Make sure your é is put on your pages using the correct html code, i.e. é
I'm using the é version in page titles as well.
As long as the languange and charset of your page are properly defined this shouldn't be an issue. I'm ranking exactly the same for "création de ..." and "creation de ..."
Dan
PS: avoid the "windows-..." charset at all costs and favor one of the "ISO-8859-.." versions instead
hetzeld - we have an english and a spanish version of our site.
we want to be found in google english for place name (because that is how the english commonly misspell it, and at the moment we use the correct spelling with an é, but the rankings are completely different for with and without an accent. so we are nowhere to be found.
as it is our english page we use
<!DOCTYPE HTML PUBLIC "-//W3C//DTD HTML 4.0 Transitional//EN">
...
<meta http-equiv="content-type" content="text/html;charset=iso-8859-1">
at the end of the day i suppose , "if you can't beat them, join them"...?
at the end of the day i suppose , "if you can't beat them, join them"...?
Yep, I have had to do this with the English version of a hotel in France. The client wanted the accents, but there did not seem to be a way round it, other than to avoid using them.
American hegemony perhaps is the root of the problem;)
[webmasterworld.com...]
ç is another something Google can have problems with.
our english pages really do only go for the english market. by checking our actual referrals and using overture's keyword tool, we have approximated a 5:1 ratio of without:with accents on searches. (i love these exact sciences ;)

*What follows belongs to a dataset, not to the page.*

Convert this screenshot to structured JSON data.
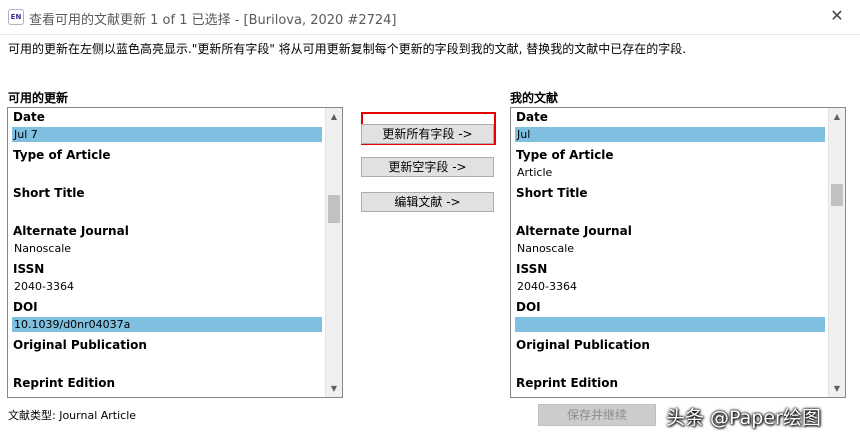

so i shall be searching and replacing our accents away later on today.
luckily we have a separate spanish version of our pages, so, especially given the article stats, we shall be leaving all accents in. we'd rather be found by the literate half ;);)
Even targeting US/non US English visitors is different!
Exactly, check this example [webmasterworld.com] and even authorities such as Nature intermingle both... [webmasterworld.com]
I am still hoping Google will offer some kind of Altavista Prisma pre-choice alternative spellings for searchers.